I look at the cabin.

I grab our go-bags we packed before the mission, our laptops, and Lark’s bat. Lark tromps up the front steps like she’s on a weekend getaway. There’s a key in the agreed hiding place—under a fake-looking rock by the third stair.

“Welcome to Casa Oh-Shit,” Lark says as I unlock the door.

The cabin is… nicer inside than I expect.

Small, yeah, but clean. Living room with a couch and battered coffee table. Tiny kitchen in the corner with a gas stove, fridge humming quietly, a couple of cabinets. There’s a woodstove against one wall, already stacked with kindling and logs. A single hallway leads deeper in.

Someone’s stocked the place.

There’s a crate of bottled water by the fridge, bags of chips and canned soup in the pantry, clothes in the closet, and a handwritten note taped to the cabinet.

I peel it off.

Knight,

Stocked well with everything you need.

No wifi. Just Starlink. Stay put. Lay low. Please don’t blow anything up.

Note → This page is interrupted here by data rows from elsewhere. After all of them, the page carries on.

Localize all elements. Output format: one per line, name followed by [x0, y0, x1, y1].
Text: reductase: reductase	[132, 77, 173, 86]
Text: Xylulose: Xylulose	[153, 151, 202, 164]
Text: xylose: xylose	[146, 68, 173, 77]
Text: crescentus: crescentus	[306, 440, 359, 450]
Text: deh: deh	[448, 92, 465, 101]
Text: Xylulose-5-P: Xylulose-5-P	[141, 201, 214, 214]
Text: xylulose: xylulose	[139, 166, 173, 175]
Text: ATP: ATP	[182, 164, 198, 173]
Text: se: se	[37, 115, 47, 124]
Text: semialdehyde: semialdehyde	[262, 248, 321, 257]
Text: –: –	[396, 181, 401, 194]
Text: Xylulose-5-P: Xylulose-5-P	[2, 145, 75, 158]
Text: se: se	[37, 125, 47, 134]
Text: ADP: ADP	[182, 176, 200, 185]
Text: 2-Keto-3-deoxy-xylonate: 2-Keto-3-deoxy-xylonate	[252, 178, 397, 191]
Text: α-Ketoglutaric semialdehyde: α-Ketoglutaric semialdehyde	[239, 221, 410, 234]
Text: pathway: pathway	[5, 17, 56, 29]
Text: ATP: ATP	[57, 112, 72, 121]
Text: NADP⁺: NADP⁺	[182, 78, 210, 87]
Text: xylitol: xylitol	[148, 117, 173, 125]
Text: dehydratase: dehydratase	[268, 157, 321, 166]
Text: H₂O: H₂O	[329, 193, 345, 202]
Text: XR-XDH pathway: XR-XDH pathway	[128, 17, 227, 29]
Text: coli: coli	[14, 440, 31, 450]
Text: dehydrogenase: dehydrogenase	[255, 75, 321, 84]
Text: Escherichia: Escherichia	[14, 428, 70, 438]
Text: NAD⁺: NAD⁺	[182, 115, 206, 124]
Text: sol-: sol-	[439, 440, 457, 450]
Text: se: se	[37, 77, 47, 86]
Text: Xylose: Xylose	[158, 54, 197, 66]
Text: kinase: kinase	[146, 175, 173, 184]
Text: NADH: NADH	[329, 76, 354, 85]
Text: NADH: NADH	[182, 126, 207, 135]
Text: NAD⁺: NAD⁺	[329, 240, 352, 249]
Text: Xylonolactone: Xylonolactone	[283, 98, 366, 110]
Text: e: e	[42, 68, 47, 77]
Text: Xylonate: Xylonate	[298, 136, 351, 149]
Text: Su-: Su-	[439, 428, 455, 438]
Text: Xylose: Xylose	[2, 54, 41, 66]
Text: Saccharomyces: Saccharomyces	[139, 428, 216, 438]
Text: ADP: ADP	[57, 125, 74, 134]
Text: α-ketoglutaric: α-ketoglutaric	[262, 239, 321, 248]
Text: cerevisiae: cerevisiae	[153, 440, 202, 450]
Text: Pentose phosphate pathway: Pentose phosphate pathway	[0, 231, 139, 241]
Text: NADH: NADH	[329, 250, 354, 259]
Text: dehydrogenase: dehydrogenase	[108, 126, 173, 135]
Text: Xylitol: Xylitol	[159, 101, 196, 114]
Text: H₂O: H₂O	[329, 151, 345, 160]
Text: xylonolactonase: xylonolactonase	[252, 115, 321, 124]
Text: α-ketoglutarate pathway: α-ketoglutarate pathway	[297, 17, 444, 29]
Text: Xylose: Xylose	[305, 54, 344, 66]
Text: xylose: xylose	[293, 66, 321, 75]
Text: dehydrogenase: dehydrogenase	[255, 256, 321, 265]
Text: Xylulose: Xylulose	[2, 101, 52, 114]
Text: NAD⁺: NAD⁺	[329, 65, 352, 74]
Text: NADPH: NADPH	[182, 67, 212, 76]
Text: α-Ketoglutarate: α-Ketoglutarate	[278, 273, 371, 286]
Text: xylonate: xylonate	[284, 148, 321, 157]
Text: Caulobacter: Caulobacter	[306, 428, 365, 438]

P.S. Yes, there’s only one bed. No, that wasn’t an accident.

— Ranger Cole

Lark appears at my shoulder like a nosy cat. “Only one bed?” she echoes, way too delighted.

I fold the note and shove it in my pocket. “Apparently. I’ll take the couch.”

“That thing?” she says, pointing to the tiny leather loveseat in the center of the living room. It doesn’t look like it could handle Lark comfortably, let alone me.

I can feel my headache forming already.

“It’s fine.” I drop the bags by the couch. “You take the bed. I’ll take the couch.”

“We don’t even know what the bed looks like yet,” she argues. “What if it’s lumpy and murdery and the couch is amazing?”